Now that you have decided that you need to take a home loan to buy your dream house, the next query is about selecting the bank from which to take a loan, as well as whether you should go in for a fixed vs. floating interest home loan. I have some friends who have taken a floating interest loan, and others who have taken a fixed interest loan, and there is no major dissatisfaction levels that I have seen in either, so basically, it is more about your comfort level with either type of loan. Let me outline some of the parameters / factors that could help you decide:
- In a fixed interest loan, like the term fixed means, the interest rate will remain the same during the course of the loan even if the Prime Lending Rate changes. However, as was in the past 2 years, this is not totally true, the banks / financial institutions did put into the small print that in some situations, they could even change the rate of the fixed interest loan (something that scared and puzzled a large section of the borrowers); so keep this in mind
- In a floating interest loan, the loan is benchmarked to some interest rate, which could be an internal benchmark, or even the Prime Lending Rate (PLR). When either the rate increases or decreases, the bank will typically adjust the time period left in the loan and keep the EMI constant (since you might have given post-dated checks, or signed an ECS agreement of a certain amount). You can request them to change the EMI amount.

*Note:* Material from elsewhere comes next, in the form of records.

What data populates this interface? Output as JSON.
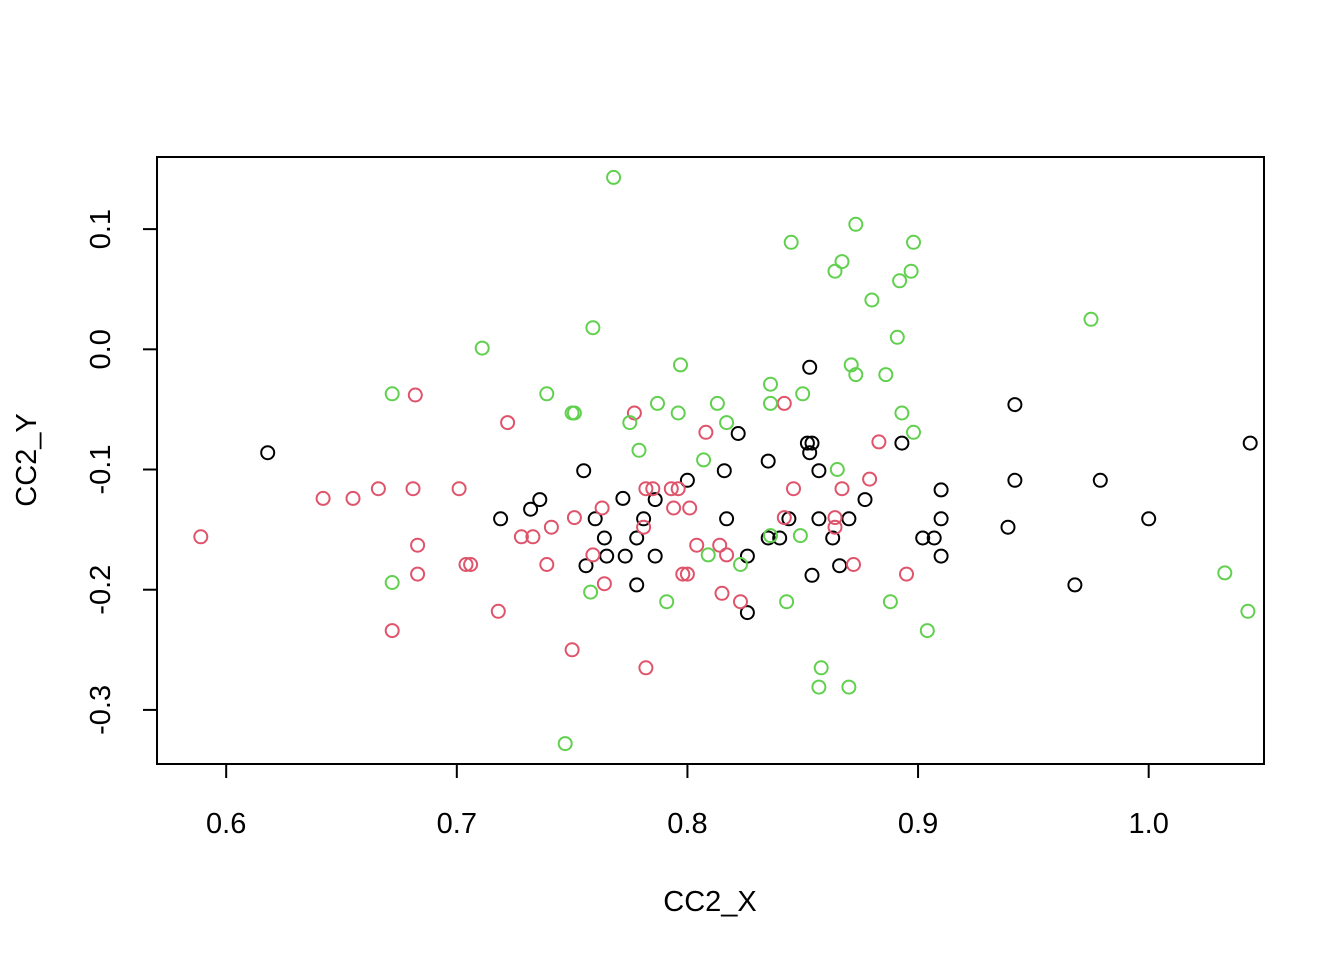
{
  "chart_data": {
    "type": "scatter",
    "title": "",
    "xlabel": "CC2_X",
    "ylabel": "CC2_Y",
    "xlim": [
      0.57,
      1.05
    ],
    "ylim": [
      -0.345,
      0.16
    ],
    "xticks": [
      0.6,
      0.7,
      0.8,
      0.9,
      1.0
    ],
    "xtick_labels": [
      "0.6",
      "0.7",
      "0.8",
      "0.9",
      "1.0"
    ],
    "yticks": [
      -0.3,
      -0.2,
      -0.1,
      0.0,
      0.1
    ],
    "ytick_labels": [
      "-0.3",
      "-0.2",
      "-0.1",
      "0.0",
      "0.1"
    ],
    "grid": false,
    "marker": "open-circle",
    "series": [
      {
        "color": "#000000",
        "points": [
          [
            0.618,
            -0.086
          ],
          [
            0.719,
            -0.141
          ],
          [
            0.732,
            -0.133
          ],
          [
            0.736,
            -0.125
          ],
          [
            0.755,
            -0.101
          ],
          [
            0.756,
            -0.18
          ],
          [
            0.76,
            -0.141
          ],
          [
            0.764,
            -0.157
          ],
          [
            0.765,
            -0.172
          ],
          [
            0.772,
            -0.124
          ],
          [
            0.773,
            -0.172
          ],
          [
            0.778,
            -0.196
          ],
          [
            0.778,
            -0.157
          ],
          [
            0.781,
            -0.141
          ],
          [
            0.786,
            -0.125
          ],
          [
            0.786,
            -0.172
          ],
          [
            0.8,
            -0.109
          ],
          [
            0.816,
            -0.101
          ],
          [
            0.817,
            -0.141
          ],
          [
            0.822,
            -0.07
          ],
          [
            0.826,
            -0.172
          ],
          [
            0.826,
            -0.219
          ],
          [
            0.835,
            -0.093
          ],
          [
            0.835,
            -0.157
          ],
          [
            0.84,
            -0.157
          ],
          [
            0.844,
            -0.141
          ],
          [
            0.852,
            -0.078
          ],
          [
            0.853,
            -0.086
          ],
          [
            0.853,
            -0.015
          ],
          [
            0.854,
            -0.078
          ],
          [
            0.854,
            -0.188
          ],
          [
            0.857,
            -0.141
          ],
          [
            0.857,
            -0.101
          ],
          [
            0.863,
            -0.157
          ],
          [
            0.866,
            -0.18
          ],
          [
            0.87,
            -0.141
          ],
          [
            0.877,
            -0.125
          ],
          [
            0.893,
            -0.078
          ],
          [
            0.902,
            -0.157
          ],
          [
            0.907,
            -0.157
          ],
          [
            0.91,
            -0.117
          ],
          [
            0.91,
            -0.141
          ],
          [
            0.91,
            -0.172
          ],
          [
            0.939,
            -0.148
          ],
          [
            0.942,
            -0.046
          ],
          [
            0.942,
            -0.109
          ],
          [
            0.968,
            -0.196
          ],
          [
            0.979,
            -0.109
          ],
          [
            1.0,
            -0.141
          ],
          [
            1.044,
            -0.078
          ]
        ]
      },
      {
        "color": "#DF536B",
        "points": [
          [
            0.589,
            -0.156
          ],
          [
            0.642,
            -0.124
          ],
          [
            0.655,
            -0.124
          ],
          [
            0.666,
            -0.116
          ],
          [
            0.672,
            -0.234
          ],
          [
            0.681,
            -0.116
          ],
          [
            0.682,
            -0.038
          ],
          [
            0.683,
            -0.163
          ],
          [
            0.683,
            -0.187
          ],
          [
            0.701,
            -0.116
          ],
          [
            0.704,
            -0.179
          ],
          [
            0.706,
            -0.179
          ],
          [
            0.718,
            -0.218
          ],
          [
            0.722,
            -0.061
          ],
          [
            0.728,
            -0.156
          ],
          [
            0.733,
            -0.156
          ],
          [
            0.739,
            -0.179
          ],
          [
            0.741,
            -0.148
          ],
          [
            0.75,
            -0.25
          ],
          [
            0.751,
            -0.14
          ],
          [
            0.759,
            -0.171
          ],
          [
            0.763,
            -0.132
          ],
          [
            0.764,
            -0.195
          ],
          [
            0.777,
            -0.053
          ],
          [
            0.781,
            -0.148
          ],
          [
            0.782,
            -0.265
          ],
          [
            0.782,
            -0.116
          ],
          [
            0.785,
            -0.116
          ],
          [
            0.793,
            -0.116
          ],
          [
            0.794,
            -0.132
          ],
          [
            0.796,
            -0.116
          ],
          [
            0.798,
            -0.187
          ],
          [
            0.8,
            -0.187
          ],
          [
            0.801,
            -0.132
          ],
          [
            0.804,
            -0.163
          ],
          [
            0.808,
            -0.069
          ],
          [
            0.814,
            -0.163
          ],
          [
            0.815,
            -0.203
          ],
          [
            0.817,
            -0.171
          ],
          [
            0.823,
            -0.21
          ],
          [
            0.842,
            -0.045
          ],
          [
            0.842,
            -0.14
          ],
          [
            0.846,
            -0.116
          ],
          [
            0.864,
            -0.14
          ],
          [
            0.864,
            -0.148
          ],
          [
            0.867,
            -0.116
          ],
          [
            0.872,
            -0.179
          ],
          [
            0.879,
            -0.108
          ],
          [
            0.883,
            -0.077
          ],
          [
            0.895,
            -0.187
          ]
        ]
      },
      {
        "color": "#61D04F",
        "points": [
          [
            0.672,
            -0.037
          ],
          [
            0.672,
            -0.194
          ],
          [
            0.711,
            0.001
          ],
          [
            0.739,
            -0.037
          ],
          [
            0.75,
            -0.053
          ],
          [
            0.751,
            -0.053
          ],
          [
            0.747,
            -0.328
          ],
          [
            0.758,
            -0.202
          ],
          [
            0.759,
            0.018
          ],
          [
            0.768,
            0.143
          ],
          [
            0.775,
            -0.061
          ],
          [
            0.779,
            -0.084
          ],
          [
            0.787,
            -0.045
          ],
          [
            0.791,
            -0.21
          ],
          [
            0.796,
            -0.053
          ],
          [
            0.797,
            -0.013
          ],
          [
            0.807,
            -0.092
          ],
          [
            0.809,
            -0.171
          ],
          [
            0.813,
            -0.045
          ],
          [
            0.817,
            -0.061
          ],
          [
            0.823,
            -0.179
          ],
          [
            0.836,
            -0.029
          ],
          [
            0.836,
            -0.045
          ],
          [
            0.836,
            -0.155
          ],
          [
            0.843,
            -0.21
          ],
          [
            0.845,
            0.089
          ],
          [
            0.849,
            -0.155
          ],
          [
            0.85,
            -0.037
          ],
          [
            0.858,
            -0.265
          ],
          [
            0.857,
            -0.281
          ],
          [
            0.864,
            0.065
          ],
          [
            0.865,
            -0.1
          ],
          [
            0.867,
            0.073
          ],
          [
            0.87,
            -0.281
          ],
          [
            0.871,
            -0.013
          ],
          [
            0.873,
            -0.021
          ],
          [
            0.873,
            0.104
          ],
          [
            0.88,
            0.041
          ],
          [
            0.886,
            -0.021
          ],
          [
            0.888,
            -0.21
          ],
          [
            0.891,
            0.01
          ],
          [
            0.892,
            0.057
          ],
          [
            0.893,
            -0.053
          ],
          [
            0.897,
            0.065
          ],
          [
            0.898,
            0.089
          ],
          [
            0.898,
            -0.069
          ],
          [
            0.904,
            -0.234
          ],
          [
            0.975,
            0.025
          ],
          [
            1.033,
            -0.186
          ],
          [
            1.043,
            -0.218
          ]
        ]
      }
    ]
  }
}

- When the interest rates are at historic lows, that is a time when people try to lock themselves into a fixed interest rate regime so that they can avail the benefit even when the interest rates rise (although if the interest rates rise too much, the banks will reset the interest rate)

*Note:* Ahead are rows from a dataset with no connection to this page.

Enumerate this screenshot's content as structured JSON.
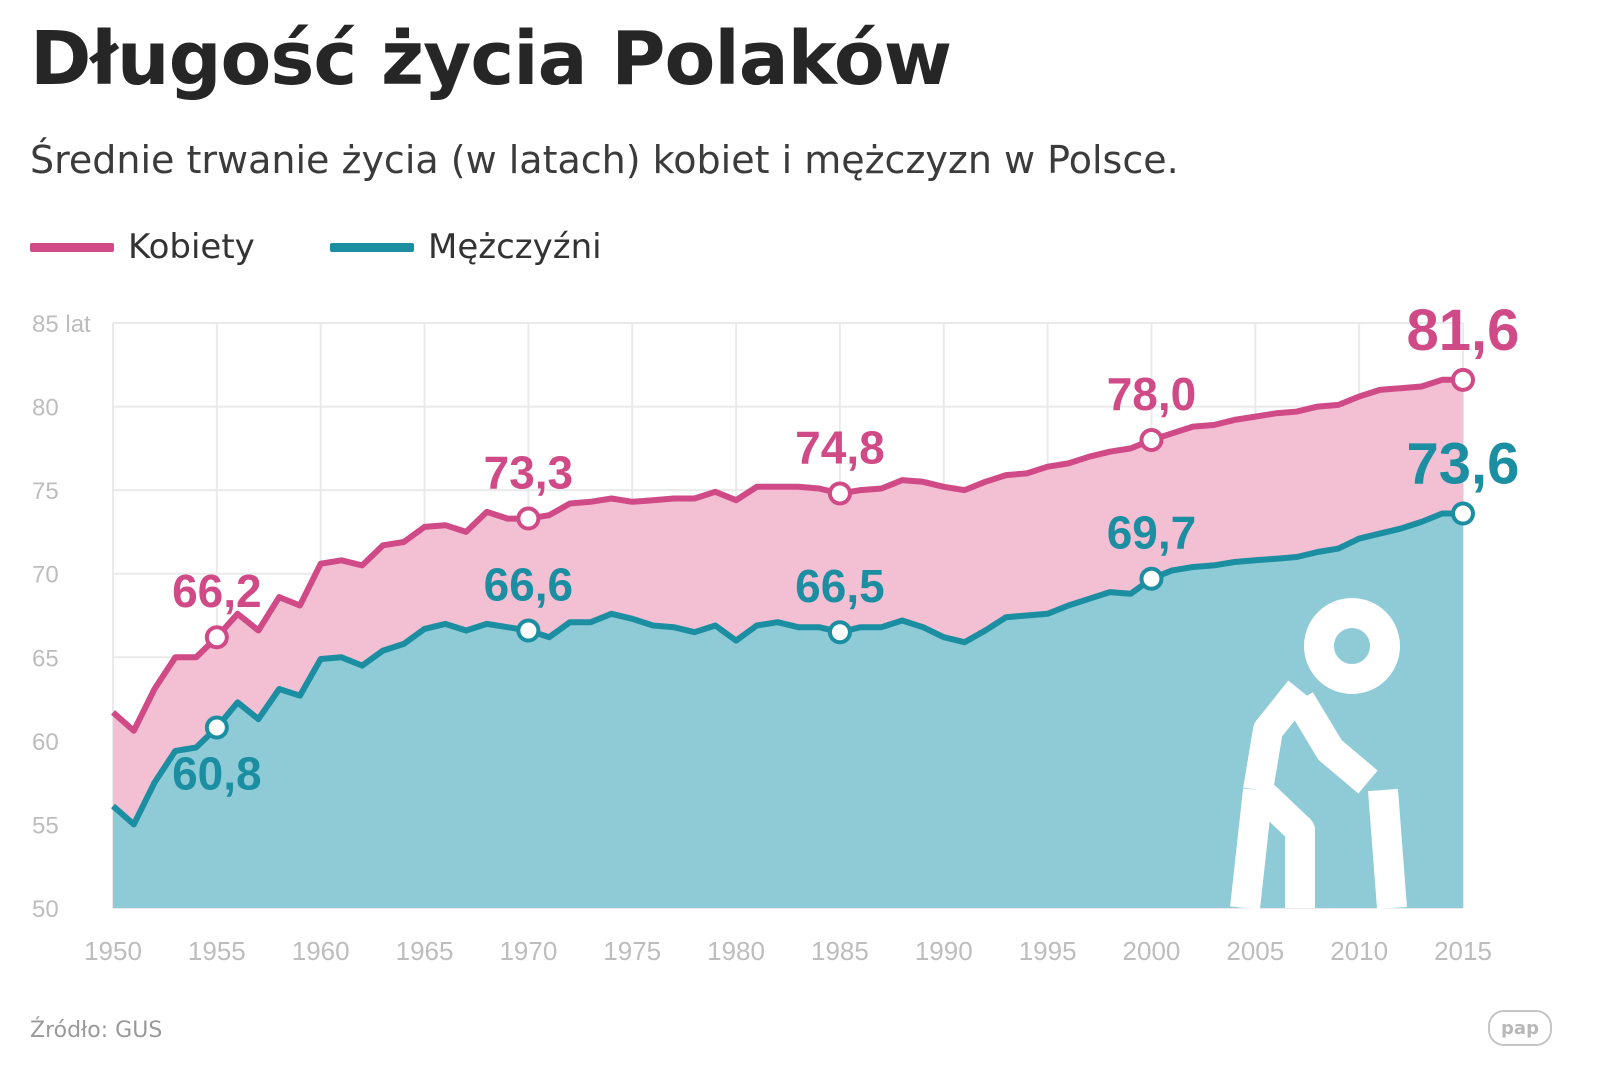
{
  "header": {
    "title": "Długość życia Polaków",
    "subtitle": "Średnie trwanie życia (w latach) kobiet i mężczyzn w Polsce."
  },
  "legend": [
    {
      "label": "Kobiety",
      "color": "#cf4a86"
    },
    {
      "label": "Mężczyźni",
      "color": "#1b8ea1"
    }
  ],
  "footer": {
    "source": "Źródło: GUS",
    "logo_text": "pap"
  },
  "icon": "elderly-person-with-cane-icon",
  "colors": {
    "women_line": "#cf4a86",
    "women_fill": "#f3bfd3",
    "men_line": "#1b8ea1",
    "men_fill": "#8ecbd6",
    "grid": "#eaeaea",
    "tick": "#bdbdbd"
  },
  "chart_data": {
    "type": "area",
    "title": "Długość życia Polaków",
    "subtitle": "Średnie trwanie życia (w latach) kobiet i mężczyzn w Polsce.",
    "xlim": [
      1950,
      2015
    ],
    "ylim": [
      50,
      85
    ],
    "x_ticks": [
      "1950",
      "1955",
      "1960",
      "1965",
      "1970",
      "1975",
      "1980",
      "1985",
      "1990",
      "1995",
      "2000",
      "2005",
      "2010",
      "2015"
    ],
    "y_ticks": [
      {
        "value": 85,
        "label": "85 lat"
      },
      {
        "value": 80,
        "label": "80"
      },
      {
        "value": 75,
        "label": "75"
      },
      {
        "value": 70,
        "label": "70"
      },
      {
        "value": 65,
        "label": "65"
      },
      {
        "value": 60,
        "label": "60"
      },
      {
        "value": 55,
        "label": "55"
      },
      {
        "value": 50,
        "label": "50"
      }
    ],
    "grid": true,
    "legend_position": "top-left",
    "x": [
      1950,
      1951,
      1952,
      1953,
      1954,
      1955,
      1956,
      1957,
      1958,
      1959,
      1960,
      1961,
      1962,
      1963,
      1964,
      1965,
      1966,
      1967,
      1968,
      1969,
      1970,
      1971,
      1972,
      1973,
      1974,
      1975,
      1976,
      1977,
      1978,
      1979,
      1980,
      1981,
      1982,
      1983,
      1984,
      1985,
      1986,
      1987,
      1988,
      1989,
      1990,
      1991,
      1992,
      1993,
      1994,
      1995,
      1996,
      1997,
      1998,
      1999,
      2000,
      2001,
      2002,
      2003,
      2004,
      2005,
      2006,
      2007,
      2008,
      2009,
      2010,
      2011,
      2012,
      2013,
      2014,
      2015
    ],
    "series": [
      {
        "name": "Kobiety",
        "values": [
          61.7,
          60.6,
          63.1,
          65.0,
          65.0,
          66.2,
          67.6,
          66.6,
          68.6,
          68.1,
          70.6,
          70.8,
          70.5,
          71.7,
          71.9,
          72.8,
          72.9,
          72.5,
          73.7,
          73.3,
          73.3,
          73.5,
          74.2,
          74.3,
          74.5,
          74.3,
          74.4,
          74.5,
          74.5,
          74.9,
          74.4,
          75.2,
          75.2,
          75.2,
          75.1,
          74.8,
          75.0,
          75.1,
          75.6,
          75.5,
          75.2,
          75.0,
          75.5,
          75.9,
          76.0,
          76.4,
          76.6,
          77.0,
          77.3,
          77.5,
          78.0,
          78.4,
          78.8,
          78.9,
          79.2,
          79.4,
          79.6,
          79.7,
          80.0,
          80.1,
          80.6,
          81.0,
          81.1,
          81.2,
          81.6,
          81.6
        ]
      },
      {
        "name": "Mężczyźni",
        "values": [
          56.1,
          55.0,
          57.5,
          59.4,
          59.6,
          60.8,
          62.3,
          61.3,
          63.1,
          62.7,
          64.9,
          65.0,
          64.5,
          65.4,
          65.8,
          66.7,
          67.0,
          66.6,
          67.0,
          66.8,
          66.6,
          66.2,
          67.1,
          67.1,
          67.6,
          67.3,
          66.9,
          66.8,
          66.5,
          66.9,
          66.0,
          66.9,
          67.1,
          66.8,
          66.8,
          66.5,
          66.8,
          66.8,
          67.2,
          66.8,
          66.2,
          65.9,
          66.6,
          67.4,
          67.5,
          67.6,
          68.1,
          68.5,
          68.9,
          68.8,
          69.7,
          70.2,
          70.4,
          70.5,
          70.7,
          70.8,
          70.9,
          71.0,
          71.3,
          71.5,
          72.1,
          72.4,
          72.7,
          73.1,
          73.6,
          73.6
        ]
      }
    ],
    "annotations": [
      {
        "series": "Kobiety",
        "x": 1955,
        "y": 66.2,
        "label": "66,2",
        "pos": "above"
      },
      {
        "series": "Kobiety",
        "x": 1970,
        "y": 73.3,
        "label": "73,3",
        "pos": "above"
      },
      {
        "series": "Kobiety",
        "x": 1985,
        "y": 74.8,
        "label": "74,8",
        "pos": "above"
      },
      {
        "series": "Kobiety",
        "x": 2000,
        "y": 78.0,
        "label": "78,0",
        "pos": "above"
      },
      {
        "series": "Kobiety",
        "x": 2015,
        "y": 81.6,
        "label": "81,6",
        "pos": "above"
      },
      {
        "series": "Mężczyźni",
        "x": 1955,
        "y": 60.8,
        "label": "60,8",
        "pos": "below"
      },
      {
        "series": "Mężczyźni",
        "x": 1970,
        "y": 66.6,
        "label": "66,6",
        "pos": "above"
      },
      {
        "series": "Mężczyźni",
        "x": 1985,
        "y": 66.5,
        "label": "66,5",
        "pos": "above"
      },
      {
        "series": "Mężczyźni",
        "x": 2000,
        "y": 69.7,
        "label": "69,7",
        "pos": "above"
      },
      {
        "series": "Mężczyźni",
        "x": 2015,
        "y": 73.6,
        "label": "73,6",
        "pos": "above"
      }
    ]
  }
}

- People who tend to more conservative fiscally do no find the idea of a changing EMI amount or a changing loan tenure comfortable, and hence try to ensure that they get the required stability in a fixed interest rate loan
- When you compare fixed interest rates with floating interest rates, it is generally found that you end up paying for this stability, with the fixed interest rate working out to be more than the floating interest rate
- When you have a floating interest rate loan, then you should be prepared for the uncertainty, such that an increase in your EMI or loan tenure through an increase in the interest rate not causing your personal finances to be in jeopardy
In the end, you need to take a call. Evaluate your options, calculate the effective rates and do some personal calculations of what would be the impact of changes and then decide which option you want to take.